Georg Limnaeus (born Georg Wirn, also known as Georgius Lymneus, Limnæus or Limnäus; 24 October 1554 – 14 September 1611) was a German mathematician, astronomer and librarian, who provided noteworthy encouragement to Johannes Kepler shortly after his first heliocentric astronomical work was published.

== Early life ==
Georg Limnaeus' father Antonius Wirn originated from Switzerland and served in the military forces of Frederick I, Elector of Saxony, who had been tutored by George Spalatin and closely followed and supported the works of Martin Luther. Around the time of the Capitulation of Wittenberg, Frederick conceived of the founding of the University of Jena, which was established in 1558 and became the university where Limnaeus was to spend all of his academic years.

Upon completion of his military service, Antonius moved to Jena, where Georg Wirn was born and lived, and where, in 1571, he enrolled at the university. In accordance with its tradition, upon enrollment he assumed the name Georgius Lymneus. At Jena, Limnaeus studied under Jacob Flach (1537–1611), who was a graduate of the University of Wittenberg and had exposure to Philip Melanchthon (1497–1569) and frequented the lectures of Erasmus Reinhold (1511–1553.)

In 1581, Limnaeus received the "Magisters der Philosophie" degree at the University of Jena.

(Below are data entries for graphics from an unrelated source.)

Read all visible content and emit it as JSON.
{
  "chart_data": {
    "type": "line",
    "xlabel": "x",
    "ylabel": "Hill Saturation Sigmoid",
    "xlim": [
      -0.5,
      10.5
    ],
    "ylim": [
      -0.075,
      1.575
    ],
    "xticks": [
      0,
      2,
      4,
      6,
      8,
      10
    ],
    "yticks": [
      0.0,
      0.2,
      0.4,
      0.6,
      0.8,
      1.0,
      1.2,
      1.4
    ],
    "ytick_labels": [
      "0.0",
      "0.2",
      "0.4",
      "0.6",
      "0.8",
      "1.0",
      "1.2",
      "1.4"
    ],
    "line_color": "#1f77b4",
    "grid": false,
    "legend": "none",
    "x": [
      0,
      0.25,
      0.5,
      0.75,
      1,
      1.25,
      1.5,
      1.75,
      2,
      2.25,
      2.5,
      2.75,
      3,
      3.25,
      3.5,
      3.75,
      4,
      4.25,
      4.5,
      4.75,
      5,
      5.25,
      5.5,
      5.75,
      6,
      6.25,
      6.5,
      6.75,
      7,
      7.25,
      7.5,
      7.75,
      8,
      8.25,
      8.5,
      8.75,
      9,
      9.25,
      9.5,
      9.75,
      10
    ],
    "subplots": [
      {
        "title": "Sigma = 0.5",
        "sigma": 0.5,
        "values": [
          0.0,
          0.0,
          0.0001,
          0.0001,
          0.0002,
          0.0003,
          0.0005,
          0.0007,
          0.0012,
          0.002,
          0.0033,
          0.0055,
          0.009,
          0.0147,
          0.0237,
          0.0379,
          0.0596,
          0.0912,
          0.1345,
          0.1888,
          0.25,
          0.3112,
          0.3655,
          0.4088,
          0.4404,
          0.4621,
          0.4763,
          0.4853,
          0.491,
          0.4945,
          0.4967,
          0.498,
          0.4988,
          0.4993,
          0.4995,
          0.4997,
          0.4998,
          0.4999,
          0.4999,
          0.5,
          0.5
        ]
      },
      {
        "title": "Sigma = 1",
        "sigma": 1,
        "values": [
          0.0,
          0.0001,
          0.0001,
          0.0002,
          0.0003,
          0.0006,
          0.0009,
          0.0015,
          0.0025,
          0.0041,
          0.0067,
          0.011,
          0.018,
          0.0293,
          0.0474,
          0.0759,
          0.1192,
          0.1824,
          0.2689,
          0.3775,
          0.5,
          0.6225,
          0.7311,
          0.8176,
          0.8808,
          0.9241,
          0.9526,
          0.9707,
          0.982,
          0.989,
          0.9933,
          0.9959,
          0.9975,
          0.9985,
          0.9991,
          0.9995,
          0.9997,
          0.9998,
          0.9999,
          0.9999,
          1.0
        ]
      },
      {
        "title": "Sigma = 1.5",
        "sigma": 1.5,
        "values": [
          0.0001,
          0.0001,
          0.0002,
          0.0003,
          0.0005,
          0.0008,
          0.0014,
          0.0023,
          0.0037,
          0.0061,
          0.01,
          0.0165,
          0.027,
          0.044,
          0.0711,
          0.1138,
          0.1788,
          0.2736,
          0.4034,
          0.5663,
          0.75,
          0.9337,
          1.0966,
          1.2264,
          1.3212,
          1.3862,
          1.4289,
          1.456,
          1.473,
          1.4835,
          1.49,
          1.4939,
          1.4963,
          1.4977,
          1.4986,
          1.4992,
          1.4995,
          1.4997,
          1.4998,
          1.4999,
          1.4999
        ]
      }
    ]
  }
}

== Career and Kepler connections ==
Limnaeus issued a prognostication in 1585 in Erfurt and, in 1588, became the professor of mathematics at Jena, a position which he held until his death; concurrently, he also assumed the position of head librarian. He lectured on the Celestial sphere, astronomical and scientific calculations, the theory of planets and the use of astronomical tables, and in the areas of geography, geodesy and cosmography. Although he was not known to have produced any memorable manuscripts, he is known to have engaged in professional correspondence with peers, from time to time, including Tycho Brahe, Galileo Galilei, and Johannes Kepler, and to have maintained a respectable reputation as an academic prognosticator. In 1596, he founded the first observatory in Jena.

In 1597, Limnaeus (along with Galileo, Brahe and Ursus) received a draft copy from Kepler of his first major work, Mysterium Cosmographicum. On April 24, 1598, Limnaeus wrote to Kepler, expressing his firm belief that heliocentric considerations should not be dismissed from the studies of astronomy by declaring, "Most illustrious Sir, never was I estranged from the most ancient philosophy of the Platonists – nor have I thought, as have several petty philosophers in our time, that it ought to be shunted outside the borders of the territory of the republic of letters." These words have been used to illustrate that it was not uncommon for traditionalist academicians, such as Limnaeus, to covertly honor heliocentric views of the ancients, while at the same time skillfully avoiding any explicit reference to the more controversial views of Copernicus. Limnaeus added, however, the statement that for any serious student of astronomy, Kepler's work represents "a new path to knowledge of the stars." In light of the disconcerting imprisonment of Giordano Bruno in 1593 (who was executed in 1600), this open expression of both support to young Kepler, and delight in his mathematical astronomical approaches, provided him with some of the earliest, forceful words of encouragement, which he must have welcomed in contrast to the many strong criticisms his work quickly evoked.

In addition, Limnaeus provided information to Kepler on Tycho Brahe which may have promoted his final decision to go to Prague and study under him, thereby ensuring access to Brahe's data and the furtherance of his own work. However, beyond serving as an encourager to Kepler, and a facilitator to his decision to assist Brahe, there is no record that Limnaeus ever dove into specific details of Kepler's work or adopted it for his lessons.

Kepler assisted Brahe from 1599 until Brahe's sudden death in 1601. By 1609, Kepler would develop and introduce his laws of planetary motion, which would subsequently play a major role in the development of Isaac Newton's law of universal gravitation, as has been noted by Newton.

Limnaeus and his wife fell victim to the 1611 plague in Jena.